Pour construire une cardabelle il faut commencer par l’extérieur un peu comme pour manger un artichaut. Les grandes feuilles sont découpées dans des plaques de bronze ou laiton en respectant le gabarit dessiné en feuille d’acanthe. Puis c’est un patient travail de pliage et de re-pliage sur la feuille chantournée et martelée. Des gants épais sont de rigueur pour éviter les piqûres et écorchures. Sinon, c’est un peu comme essayer de caresser le ventre d’un chat espiègle... Sans gants !

 Les petites feuilles de la couronne moyenne sont traitées de la même façon avec encore plus de minutie. La corolle pose moins de soucis sa découpe est juste affaire de régularité.

Cardabelle metal 2

 

Une fois réalisées une bonne dizaine de feuilles de toutes tailles, il faut les braser une à une sur une platine qui va accueillir tous les éléments de la fleur. Les feuilles sont disposées selon un rythme impair et surtout sans régularité pour que chaque cardabelle réalisée soit unique.
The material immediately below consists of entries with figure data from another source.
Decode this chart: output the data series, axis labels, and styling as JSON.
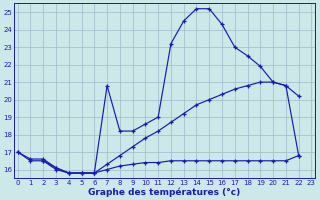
{
  "xlabel": "Graphe des températures (°c)",
  "xlim": [
    -0.3,
    23.3
  ],
  "ylim": [
    15.5,
    25.5
  ],
  "yticks": [
    16,
    17,
    18,
    19,
    20,
    21,
    22,
    23,
    24,
    25
  ],
  "xticks": [
    0,
    1,
    2,
    3,
    4,
    5,
    6,
    7,
    8,
    9,
    10,
    11,
    12,
    13,
    14,
    15,
    16,
    17,
    18,
    19,
    20,
    21,
    22,
    23
  ],
  "bg_color": "#cce8e8",
  "line_color": "#1a1ab0",
  "grid_color": "#a0b8c8",
  "line1_x": [
    0,
    1,
    2,
    3,
    4,
    5,
    6,
    7,
    8,
    9,
    10,
    11,
    12,
    13,
    14,
    15,
    16,
    17,
    18,
    19,
    20,
    21,
    22
  ],
  "line1_y": [
    17.0,
    16.6,
    16.6,
    16.1,
    15.8,
    15.8,
    15.8,
    20.8,
    18.2,
    18.2,
    18.6,
    19.0,
    23.2,
    24.5,
    25.2,
    25.2,
    24.3,
    23.0,
    22.5,
    21.9,
    21.0,
    20.8,
    20.2
  ],
  "line2_x": [
    0,
    1,
    2,
    3,
    4,
    5,
    6,
    7,
    8,
    9,
    10,
    11,
    12,
    13,
    14,
    15,
    16,
    17,
    18,
    19,
    20,
    21,
    22
  ],
  "line2_y": [
    17.0,
    16.5,
    16.5,
    16.0,
    15.8,
    15.8,
    15.8,
    16.3,
    16.8,
    17.3,
    17.8,
    18.2,
    18.7,
    19.2,
    19.7,
    20.0,
    20.3,
    20.6,
    20.8,
    21.0,
    21.0,
    20.8,
    16.8
  ],
  "line3_x": [
    2,
    3,
    4,
    5,
    6,
    7,
    8,
    9,
    10,
    11,
    12,
    13,
    14,
    15,
    16,
    17,
    18,
    19,
    20,
    21,
    22
  ],
  "line3_y": [
    16.5,
    16.1,
    15.8,
    15.8,
    15.8,
    16.0,
    16.2,
    16.3,
    16.4,
    16.4,
    16.5,
    16.5,
    16.5,
    16.5,
    16.5,
    16.5,
    16.5,
    16.5,
    16.5,
    16.5,
    16.8
  ]
}
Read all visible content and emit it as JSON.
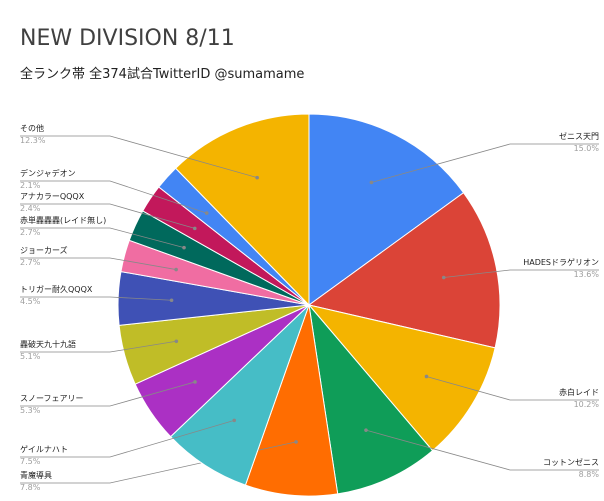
{
  "chart_data": {
    "type": "pie",
    "title": "NEW DIVISION 8/11",
    "subtitle": "全ランク帯 全374試合TwitterID @sumamame",
    "slices": [
      {
        "label": "ゼニス天門",
        "value": 15.0,
        "display": "15.0%",
        "color": "#4285f4",
        "side": "right"
      },
      {
        "label": "HADESドラゲリオン",
        "value": 13.6,
        "display": "13.6%",
        "color": "#db4437",
        "side": "right"
      },
      {
        "label": "赤白レイド",
        "value": 10.2,
        "display": "10.2%",
        "color": "#f4b400",
        "side": "right"
      },
      {
        "label": "コットンゼニス",
        "value": 8.8,
        "display": "8.8%",
        "color": "#0f9d58",
        "side": "right"
      },
      {
        "label": "青魔導具",
        "value": 7.8,
        "display": "7.8%",
        "color": "#ff6d01",
        "side": "left"
      },
      {
        "label": "ゲイルナハト",
        "value": 7.5,
        "display": "7.5%",
        "color": "#46bdc6",
        "side": "left"
      },
      {
        "label": "スノーフェアリー",
        "value": 5.3,
        "display": "5.3%",
        "color": "#ab30c4",
        "side": "left"
      },
      {
        "label": "轟破天九十九語",
        "value": 5.1,
        "display": "5.1%",
        "color": "#c0bd27",
        "side": "left"
      },
      {
        "label": "トリガー耐久QQQX",
        "value": 4.5,
        "display": "4.5%",
        "color": "#3f51b5",
        "side": "left"
      },
      {
        "label": "ジョーカーズ",
        "value": 2.7,
        "display": "2.7%",
        "color": "#f06da2",
        "side": "left"
      },
      {
        "label": "赤単轟轟轟(レイド無し)",
        "value": 2.7,
        "display": "2.7%",
        "color": "#00695c",
        "side": "left"
      },
      {
        "label": "アナカラーQQQX",
        "value": 2.4,
        "display": "2.4%",
        "color": "#c2185b",
        "side": "left"
      },
      {
        "label": "デンジャデオン",
        "value": 2.1,
        "display": "2.1%",
        "color": "#4285f4",
        "side": "left"
      },
      {
        "label": "その他",
        "value": 12.3,
        "display": "12.3%",
        "color": "#f4b400",
        "side": "left"
      }
    ]
  }
}
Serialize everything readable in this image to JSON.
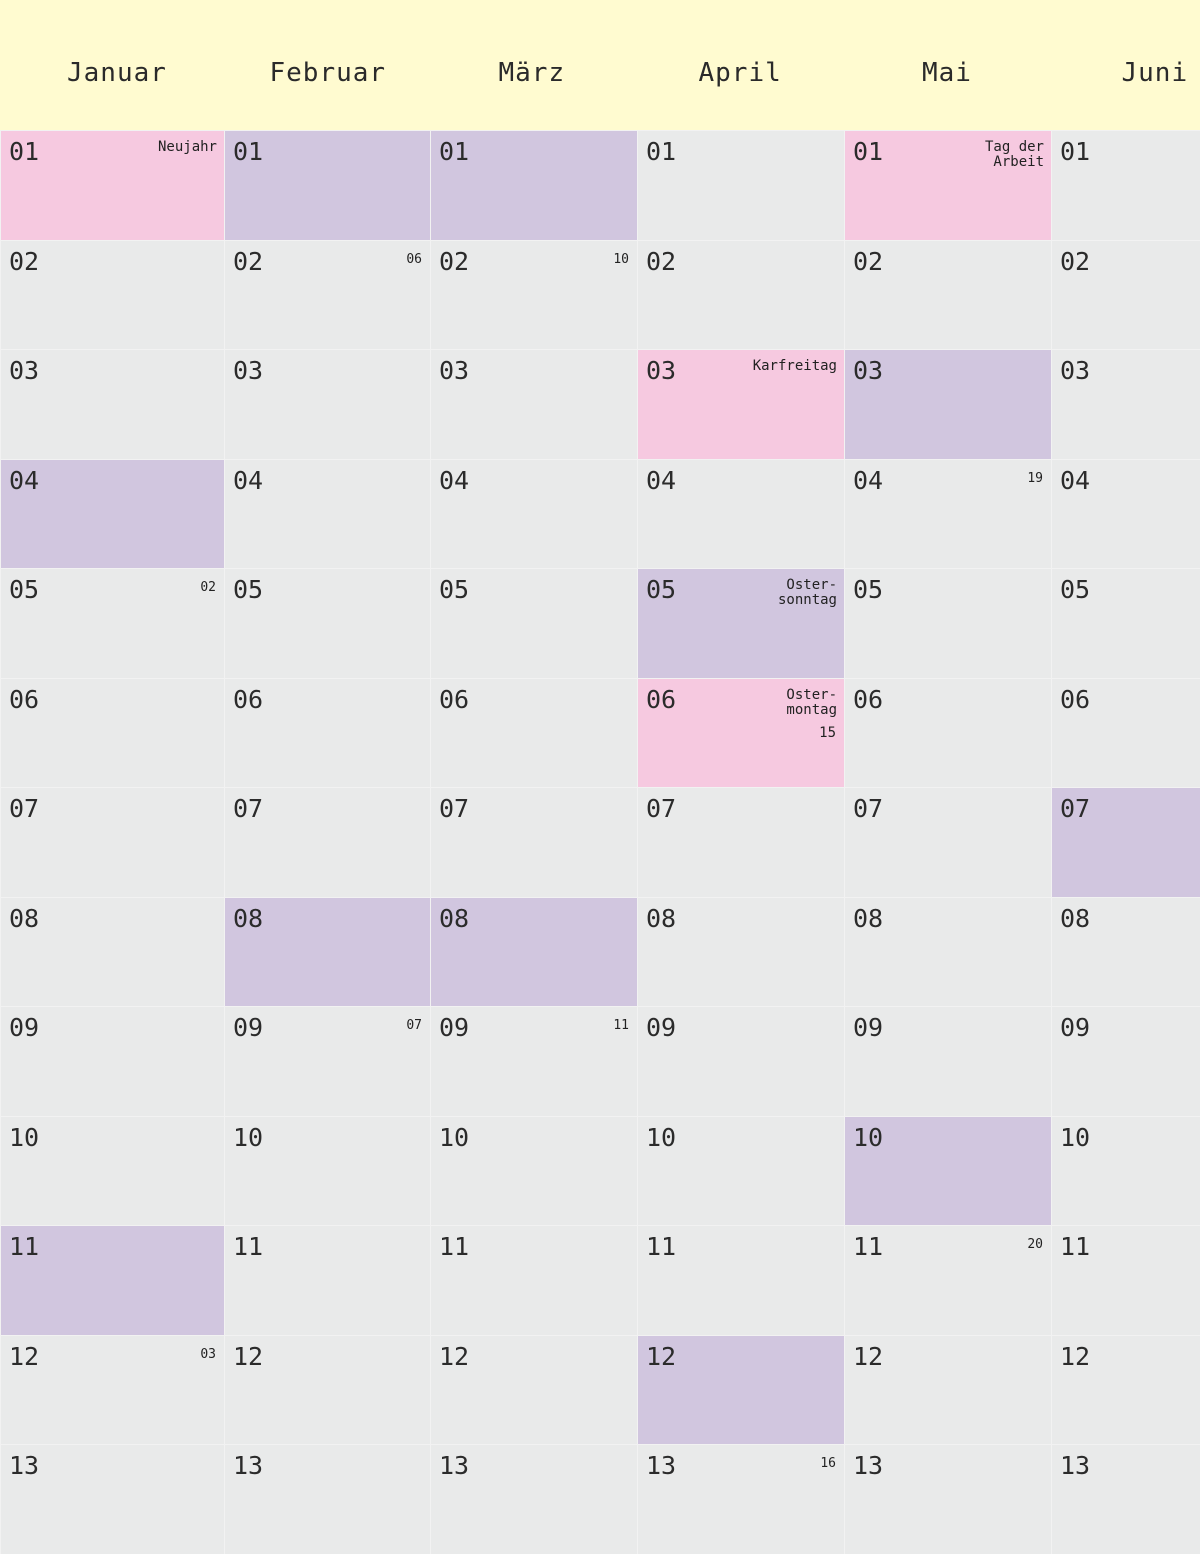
{
  "colors": {
    "header_background": "#fffbd0",
    "day_background": "#e9eaea",
    "holiday": "#f6c9e0",
    "weekend": "#d1c6df"
  },
  "months": [
    {
      "name": "Januar",
      "days": [
        {
          "day": "01",
          "type": "holiday",
          "holiday": "Neujahr"
        },
        {
          "day": "02"
        },
        {
          "day": "03"
        },
        {
          "day": "04",
          "type": "weekend"
        },
        {
          "day": "05",
          "week": "02"
        },
        {
          "day": "06"
        },
        {
          "day": "07"
        },
        {
          "day": "08"
        },
        {
          "day": "09"
        },
        {
          "day": "10"
        },
        {
          "day": "11",
          "type": "weekend"
        },
        {
          "day": "12",
          "week": "03"
        },
        {
          "day": "13"
        }
      ]
    },
    {
      "name": "Februar",
      "days": [
        {
          "day": "01",
          "type": "weekend"
        },
        {
          "day": "02",
          "week": "06"
        },
        {
          "day": "03"
        },
        {
          "day": "04"
        },
        {
          "day": "05"
        },
        {
          "day": "06"
        },
        {
          "day": "07"
        },
        {
          "day": "08",
          "type": "weekend"
        },
        {
          "day": "09",
          "week": "07"
        },
        {
          "day": "10"
        },
        {
          "day": "11"
        },
        {
          "day": "12"
        },
        {
          "day": "13"
        }
      ]
    },
    {
      "name": "März",
      "days": [
        {
          "day": "01",
          "type": "weekend"
        },
        {
          "day": "02",
          "week": "10"
        },
        {
          "day": "03"
        },
        {
          "day": "04"
        },
        {
          "day": "05"
        },
        {
          "day": "06"
        },
        {
          "day": "07"
        },
        {
          "day": "08",
          "type": "weekend"
        },
        {
          "day": "09",
          "week": "11"
        },
        {
          "day": "10"
        },
        {
          "day": "11"
        },
        {
          "day": "12"
        },
        {
          "day": "13"
        }
      ]
    },
    {
      "name": "April",
      "days": [
        {
          "day": "01"
        },
        {
          "day": "02"
        },
        {
          "day": "03",
          "type": "holiday",
          "holiday": "Karfreitag"
        },
        {
          "day": "04"
        },
        {
          "day": "05",
          "type": "weekend",
          "holiday": "Oster-\nsonntag"
        },
        {
          "day": "06",
          "type": "holiday",
          "holiday": "Oster-\nmontag",
          "week": "15"
        },
        {
          "day": "07"
        },
        {
          "day": "08"
        },
        {
          "day": "09"
        },
        {
          "day": "10"
        },
        {
          "day": "11"
        },
        {
          "day": "12",
          "type": "weekend"
        },
        {
          "day": "13",
          "week": "16"
        }
      ]
    },
    {
      "name": "Mai",
      "days": [
        {
          "day": "01",
          "type": "holiday",
          "holiday": "Tag der\nArbeit"
        },
        {
          "day": "02"
        },
        {
          "day": "03",
          "type": "weekend"
        },
        {
          "day": "04",
          "week": "19"
        },
        {
          "day": "05"
        },
        {
          "day": "06"
        },
        {
          "day": "07"
        },
        {
          "day": "08"
        },
        {
          "day": "09"
        },
        {
          "day": "10",
          "type": "weekend"
        },
        {
          "day": "11",
          "week": "20"
        },
        {
          "day": "12"
        },
        {
          "day": "13"
        }
      ]
    },
    {
      "name": "Juni",
      "days": [
        {
          "day": "01"
        },
        {
          "day": "02"
        },
        {
          "day": "03"
        },
        {
          "day": "04"
        },
        {
          "day": "05"
        },
        {
          "day": "06"
        },
        {
          "day": "07",
          "type": "weekend"
        },
        {
          "day": "08"
        },
        {
          "day": "09"
        },
        {
          "day": "10"
        },
        {
          "day": "11"
        },
        {
          "day": "12"
        },
        {
          "day": "13"
        }
      ]
    }
  ]
}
Les grandes feuilles sont même montées sur des tiges relativement flexibles qui vous permettront de les orienter à votre gré.

L’assemblage terminé, comme pour un bijou, les cardabelles sont dérochées, c’est à dire, débarrassées des résidus de brasures, et les feuilles nettoyées retrouvent leur brillance sous la brosse métallique.

 

Cardabelle de bronze

 

Leur toilette terminée elles vont attendre patiemment la suite de leur embellissement.  A savoir, l’ajout du cœur de la belle qui sera en métal, céramique ou bien personnalisé à votre convenance.
Le bronze des feuilles pourra également recevoir différentes patines, d’oxydes de couleur ou laissé tel quel pour se patiner avec  le temps et le soleil comme leurs consœurs  les cardabelles séchées.